For foreigners: Passport

  1. Approval of the competent authorities if the purposes of the company require obtaining certain approvals under the provisions of the applicable laws (prior approval).
  2. In the case of an in-kind share at the time of incorporation, a report shall be submitted by experts and professionals as regulated by law, according to the type of each share.
  3. In the case of incorporation of a company under the free zone regulations in accordance with the provisions of Investment Law 72 of 2017, the above-mentioned documents shall be submitted, in addition to:

In the case of a public free zone: Obtaining the approval of the Authority before incorporation. The approval is issued by the Board of Directors of the free zone in which the project is to be established.

In the case of a private free zone: - Cabinet approval shall be obtained.

Management of limited-liability companies

The company is managed by one or more directors, who may be from among the partners or others. There is no maximum number of directors, who are appointed either under the company's articles of incorporation or in any amendment thereto.

It is a requirement that the director of the company be a natural person and may not be a legal person. However, one of the partners may be a legal person.

Among such acts undertaken by the management is to prepare administrative reports, according to administrative decisions or meetings of directors and the ordinary and extraordinary general assembly, as we will explain in detail as follows:

How is the decision to amend a limited-liability company taken? It is taken in three ways, which are as follows:

  1. An administrative decision or managers' meeting: It is a decision taken by the directors under the powers granted to them and stipulated in the company's articles of association and the commercial registry. Among the most important decisions that can be taken under the administrative decision or the managers' meeting are:
  2. Opening branches of the company; appointing, dismissing, or replacing branch managers, or closing branches of the company.
  3. Relocating the company's head office, if it is inside the governorate.
  4. Appointing and dismissing employees, imposing penalties, etc.
  5. Appointing an auditor until presentation to the ordinary general assembly.

2. Ordinary General Assembly means a meeting that is held regularly during the three months following the end of the fiscal year. It includes an agenda to be discussed in the presence of the partners and directors.

Examples of decisions that are discussed and taken under the ordinary assembly are:

  1. Examining the Financial Statements and the auditor's report for the ended financial year;
  2. Examining the report of the board of directors and releasing the board of directors from liability for the ended fiscal year;
  3. Considering the formation of the board of directors, determining its powers, renewing its appointment, and determining remunerations and allowances for the board of directors;
  4. Considering renewing the appointment of the company's auditor for the ended fiscal year;
  5. Reviewing approval of donations and dividends; and
  6. Reviewing approval of the final liquidation outcome in the event of the company's liquidation, or extending the liquidation period.

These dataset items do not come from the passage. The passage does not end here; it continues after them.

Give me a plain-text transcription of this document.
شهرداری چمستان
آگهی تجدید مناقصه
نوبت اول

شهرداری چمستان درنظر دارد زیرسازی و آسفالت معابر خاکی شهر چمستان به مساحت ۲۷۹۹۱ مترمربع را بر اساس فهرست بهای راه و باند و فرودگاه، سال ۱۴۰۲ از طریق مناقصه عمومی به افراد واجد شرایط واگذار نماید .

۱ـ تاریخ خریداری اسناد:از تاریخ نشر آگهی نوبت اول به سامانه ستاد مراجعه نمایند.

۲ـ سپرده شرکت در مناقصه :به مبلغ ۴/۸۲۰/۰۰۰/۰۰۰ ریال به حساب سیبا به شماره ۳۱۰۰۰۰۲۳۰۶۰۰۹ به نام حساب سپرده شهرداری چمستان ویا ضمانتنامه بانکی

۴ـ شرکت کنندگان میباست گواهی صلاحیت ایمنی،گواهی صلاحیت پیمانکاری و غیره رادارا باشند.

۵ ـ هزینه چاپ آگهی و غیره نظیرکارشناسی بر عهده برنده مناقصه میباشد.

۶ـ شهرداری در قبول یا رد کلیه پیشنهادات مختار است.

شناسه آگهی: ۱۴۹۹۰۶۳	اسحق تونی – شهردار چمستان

3. Extraordinary General Assembly: It is a meeting that takes place in the event of an amendment to the company's articles of association, i.e., an amendment to any text of the company's MoA, or liquidation of the company, according to the agenda set to be discussed in the presence of the chairman of the board of directors, members of the board of directors and shareholders.

The content of this article is intended to provide a general guide to the subject matter. Specialist advice should be sought about your specific circumstances.